GAIAtheCHEERLEADER wrote:Correlation =/= Causation.
I sincerely doubt the name made a difference in your friend's application. I know plenty of AAs with the last name of Smith, Jones etc. didn't write a DS, and the boost was still apparent. The boost is based purely on how you self-identify on your app...a DS is always credited, though. Why not exhaust all the avenues in which to present yourself to the adcomms?
Thanks for that tip on logic. African-Americans in general are not easily identifiable by name alone. So like you said, there are plenty black guys named John Smith, or Carl Jones.
However the same doesn't apply to Mexican-Americans in general. Most Mexican-Americans have Hispanic names. Rarely you will see a Jose Jones, or Juan Smith.
So if an adcomm sees an application with a box checked AA and the persons name is John Smith, it doesn't really matter because most black people don't have African names per se.

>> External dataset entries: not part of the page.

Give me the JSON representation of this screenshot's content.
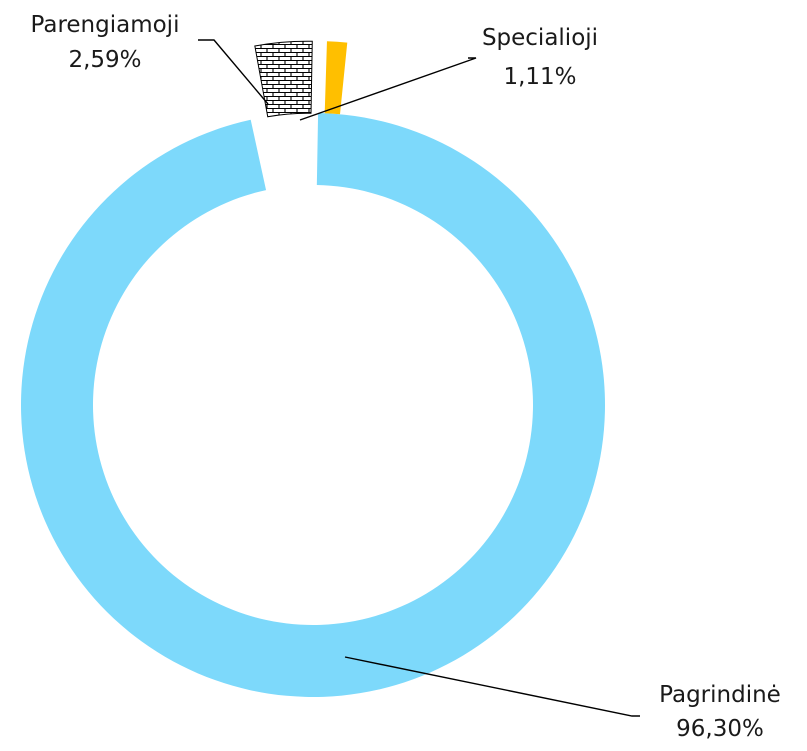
{
  "chart_data": {
    "type": "pie",
    "variant": "donut",
    "title": "",
    "legend": "none",
    "slices": [
      {
        "name": "Pagrindinė",
        "value": 96.3,
        "value_label": "96,30%",
        "color": "#7dd9fb",
        "pattern": "none",
        "exploded": false
      },
      {
        "name": "Parengiamoji",
        "value": 2.59,
        "value_label": "2,59%",
        "color": "#ffffff",
        "pattern": "brick",
        "exploded": true
      },
      {
        "name": "Specialioji",
        "value": 1.11,
        "value_label": "1,11%",
        "color": "#ffbf00",
        "pattern": "none",
        "exploded": true
      }
    ]
  }
}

But if an adcomm sees an application with a box checked Mexican-American, and a name like John Smith, then they are probably going to be a bit suspicious.
lonerightly wrote:Is your last name Hispanic sounding? I have a pretty good friend from UG who applied this year, and is also half-mexican but his last name is Scottish (dad is white) and he received little to no boost at all. His numbers were right around yours slightly lower LSAT (169.)
I'd say you have a good chance at most places as is, but an even better chance if they think you are a URM. Although I have my doubts if you don't really have ties to the community and it shows in your DS then you might end up like my friend, unless your last name is Gonzalez or Perez or something like that.
No, my Mexican blood is from my mother's side, and my mom took my dad's last name and of course I received that last name as well.
Do you know what boxes he checked and if he wrote a DS?
I didn't say I don't really have ties to the community. I do, but they're not super strong, mainly family ties. I'm not extremely actively involved or anything. I just got an internship this summer though that is with a PI law firm that provides low income, primarily Mexican-American families with legal assistance, and is also staffed mainly by Mexican-Americans. Hopefully this will show some activity in the Mexican-American community, we'll see if it helps.
Anyways, thanks for the input.
Yeah he checked the box, only the Mexican-American box. He wrote a DS but he doesn't really have a cultural connection. Mom immigrated here but went to HS here and everyone speaks English. He doesn't even speak Spanish. So although he wrote a DS I don't know how much it helped if at all considering there really isn't a lot of substance to it. He said himself that he never faced the same discrimination other Mexican-Americans faced, when it came to language, poverty, etc that other first generation kids did.
So it might not be the same for you but, I think if you are honest you should get a boost relatively to how you self-identify.